Exobasidium expansum
A fungal parasite and pathogen of Vaccinium uliginosum (bog bilberry), infecting branches or entire stems, resulting in slightly stunted or enlarged leaves, pale green to reddish and often mottled above, and with white patches (the fungal fruiting surface, or hymenium) underneath.
Systemic, infecting major branch-complexes or entire stems but apparently never passing through underground organs from one stem to another. Branching only slightly influenced. Leaves mostly slightly diminished, pale green to (in a strong light) reddish, often mottled above, the leaf underside eventually coated with a chalk-white hymenium between leaf veins. Recent infections may be restricted to shoots and sometimes cause enlarged leaves, as seen in E. vaccinii-uliginosi infections. Basidia 2-4-sterigmate. Basidiospores 9-15 x 2.5-4.0 µm, musiform (banana-shaped) to allantoid (sausage-shaped), moderately curved, eventually 1-septate. Basidiospores produce conidia; conidia 5-9 x 1-2 µm, bacciliform (rod-shaped) to elongately ellipsoid.

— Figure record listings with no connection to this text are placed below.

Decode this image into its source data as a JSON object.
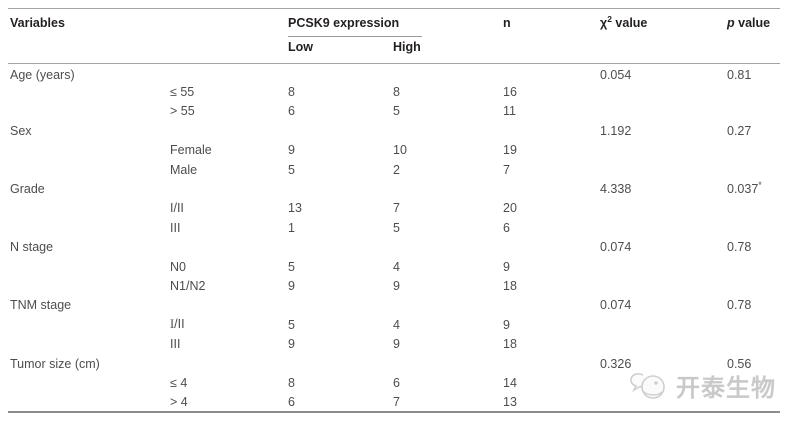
{
  "table": {
    "header": {
      "variables": "Variables",
      "pcsk9": "PCSK9 expression",
      "low": "Low",
      "high": "High",
      "n": "n",
      "chi_sym": "χ",
      "chi_sup": "2",
      "chi_rest": " value",
      "p_italic": "p",
      "p_rest": " value"
    },
    "rows": [
      {
        "type": "group",
        "label": "Age (years)",
        "chi": "0.054",
        "p": "0.81"
      },
      {
        "type": "sub",
        "label": "≤ 55",
        "low": "8",
        "high": "8",
        "n": "16"
      },
      {
        "type": "sub",
        "label": "> 55",
        "low": "6",
        "high": "5",
        "n": "11"
      },
      {
        "type": "group",
        "label": "Sex",
        "chi": "1.192",
        "p": "0.27"
      },
      {
        "type": "sub",
        "label": "Female",
        "low": "9",
        "high": "10",
        "n": "19"
      },
      {
        "type": "sub",
        "label": "Male",
        "low": "5",
        "high": "2",
        "n": "7"
      },
      {
        "type": "group",
        "label": "Grade",
        "chi": "4.338",
        "p": "0.037",
        "p_sup": "*"
      },
      {
        "type": "sub",
        "label": "I/II",
        "low": "13",
        "high": "7",
        "n": "20"
      },
      {
        "type": "sub",
        "label": "III",
        "low": "1",
        "high": "5",
        "n": "6"
      },
      {
        "type": "group",
        "label": "N stage",
        "chi": "0.074",
        "p": "0.78"
      },
      {
        "type": "sub",
        "label": "N0",
        "low": "5",
        "high": "4",
        "n": "9"
      },
      {
        "type": "sub",
        "label": "N1/N2",
        "low": "9",
        "high": "9",
        "n": "18"
      },
      {
        "type": "group",
        "label": "TNM stage",
        "chi": "0.074",
        "p": "0.78"
      },
      {
        "type": "sub",
        "label": "I/II",
        "serif": true,
        "low": "5",
        "high": "4",
        "n": "9"
      },
      {
        "type": "sub",
        "label": "III",
        "low": "9",
        "high": "9",
        "n": "18"
      },
      {
        "type": "group",
        "label": "Tumor size (cm)",
        "chi": "0.326",
        "p": "0.56"
      },
      {
        "type": "sub",
        "label": "≤ 4",
        "low": "8",
        "high": "6",
        "n": "14"
      },
      {
        "type": "sub",
        "label": "> 4",
        "low": "6",
        "high": "7",
        "n": "13"
      }
    ]
  },
  "watermark": {
    "text": "开泰生物"
  },
  "colors": {
    "header_text": "#231f20",
    "body_text": "#4d4d4d",
    "rule": "#a3a3a3",
    "bottom_rule": "#8c8c8c",
    "watermark": "#c9c9c9"
  }
}
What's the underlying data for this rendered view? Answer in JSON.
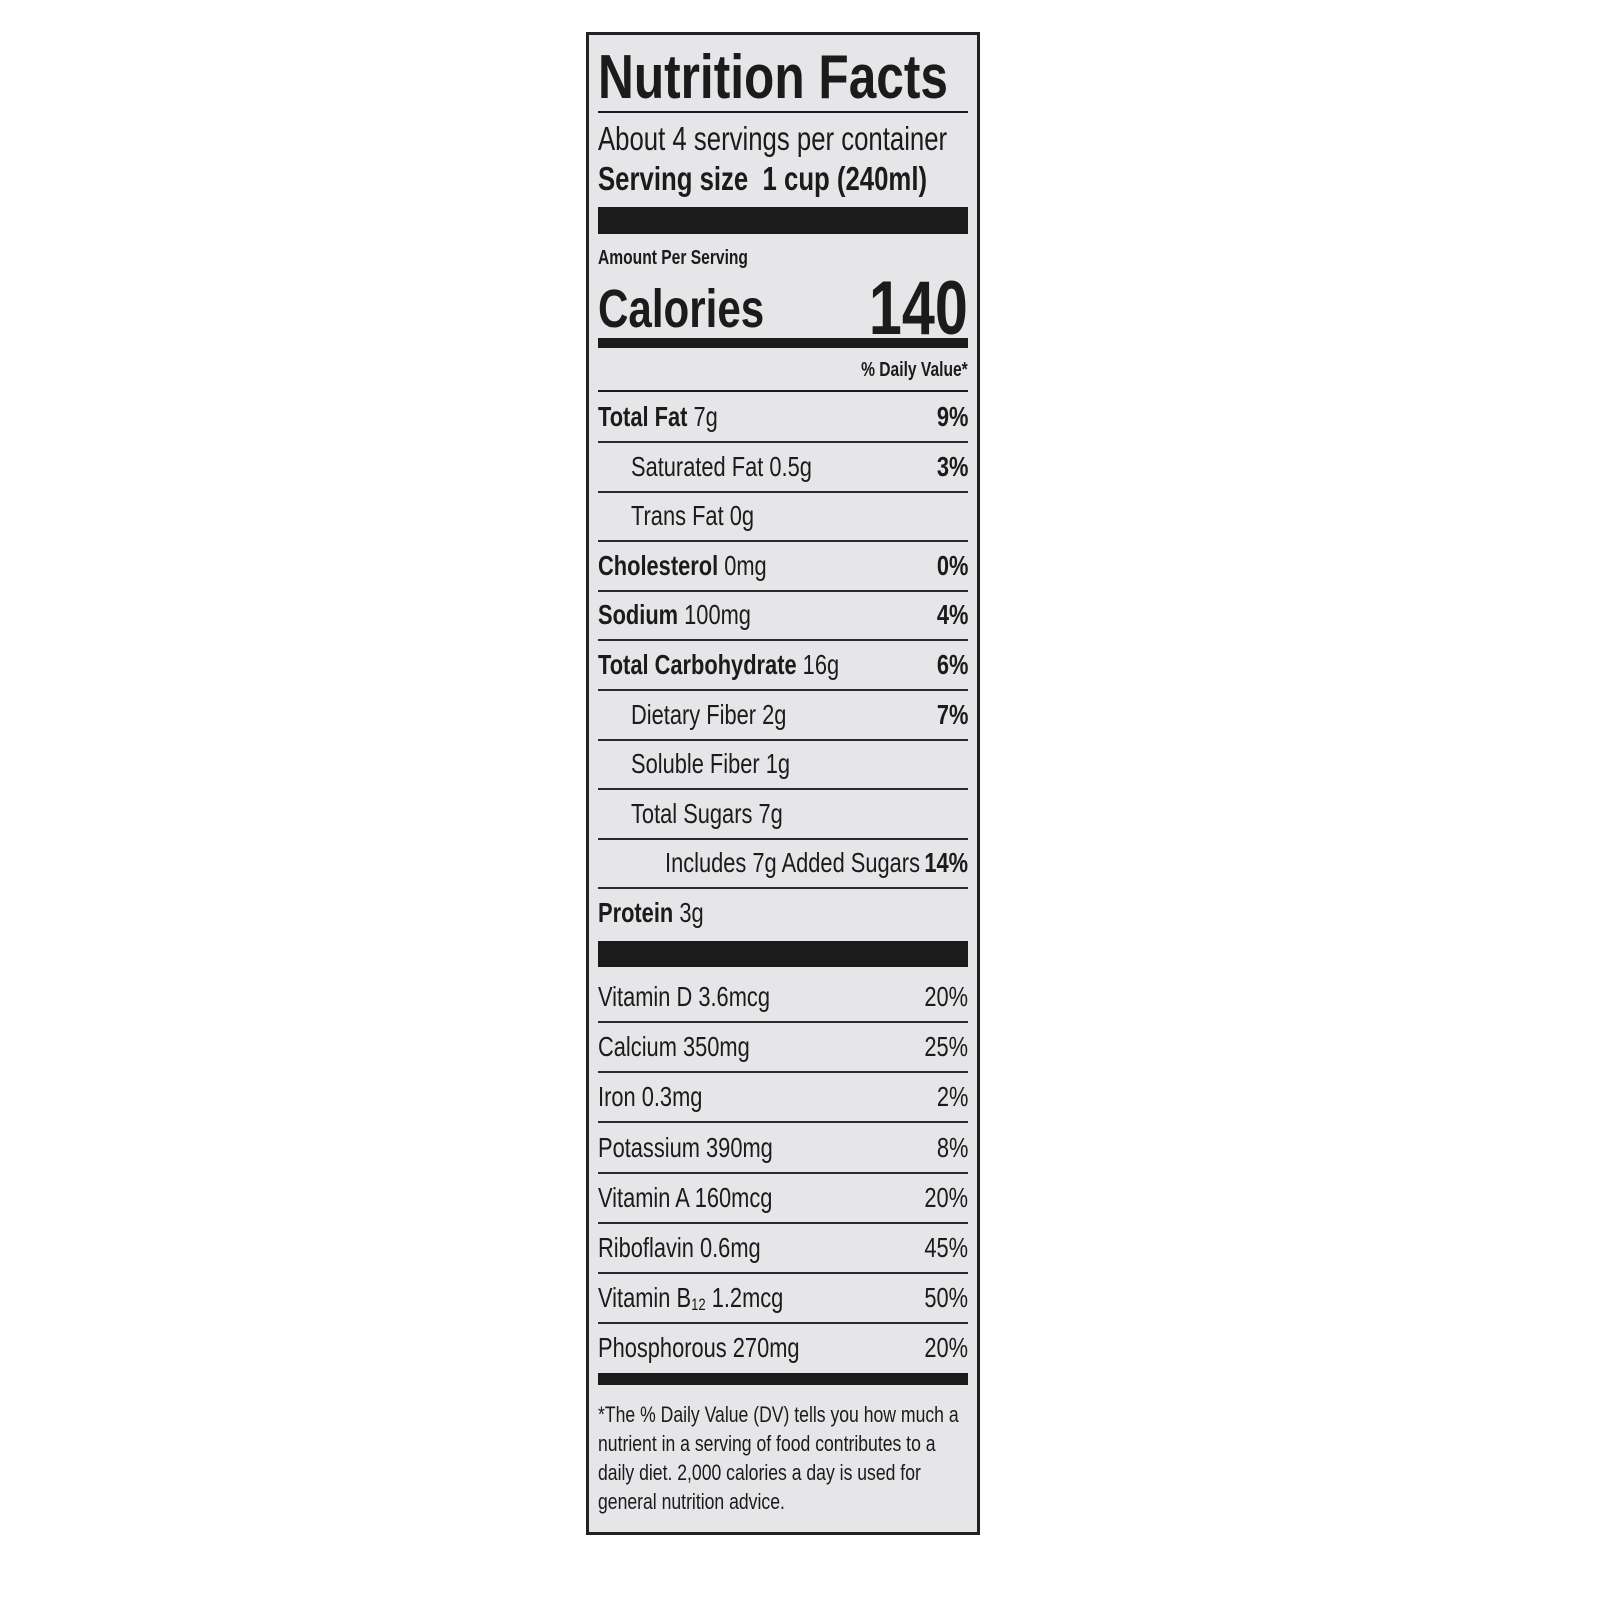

Description adapted from Nannfeldt, J. A. (1981). Exobasidium, a taxonomic reassessment applied to the European species. Symbolae botanicae Upsalienses 23(2), 1-72.
Not formally assessed. Considered Vulnerable / D2 in the current but unofficial Red Data List of Threatened British Fungi (Evans et al., 2006). Considered a species of principal importance for biodiversity conservation in Scotland, and included in the Scottish Biodiversity List. Known only from two sites in Great Britain, both in Scotland. Not recorded since 1994, and the most recent known population was very small, threatened by construction work, and could potentially have been lost.
Exobasidium pachysporum also occurs on Vaccinium uliginosum in Great Britain, but infections are restricted to discrete and well-defined leaf-spots, rather than being systemic.
E. vaccinii-uliginosi has not been previously recorded in Great Britain, but elsewhere also infects V. uliginosum. Infections are confined to individual shoots, with whole infected leaves moderately to strongly enlarged, only slightly thickened at most, and yellowish-white to bright red above. Shoots infected by E. vaccinii-uliginosi can sometimes resemble those of E. expansum, but the former species possesses considerably larger basidiospores (16-23 x 6.5-9 µm).
Exobasidium expansum is an obligate, biotrophic parasite and pathogen of Vaccinium uliginosum, and is only found on this host.
In Great Britain, only known from four records made within the Cairngorms National Park, two of which are poorly localised but probably in the Cairngorm area (recorded 1961 and 1976); one from Coire Cas near Cairngorm Mountain, East Inverness-shire VC96 (recorded 1994), and one from Glen Shee, East Perthshire VC89 (recorded 1974). The Coire Cas site was reportedly sparsely populated (two infected plants only found after 2 hours of searching), threatened by the construction of the Cairngorm funicular railway between 1999-2001, and this population could potentially have been lost.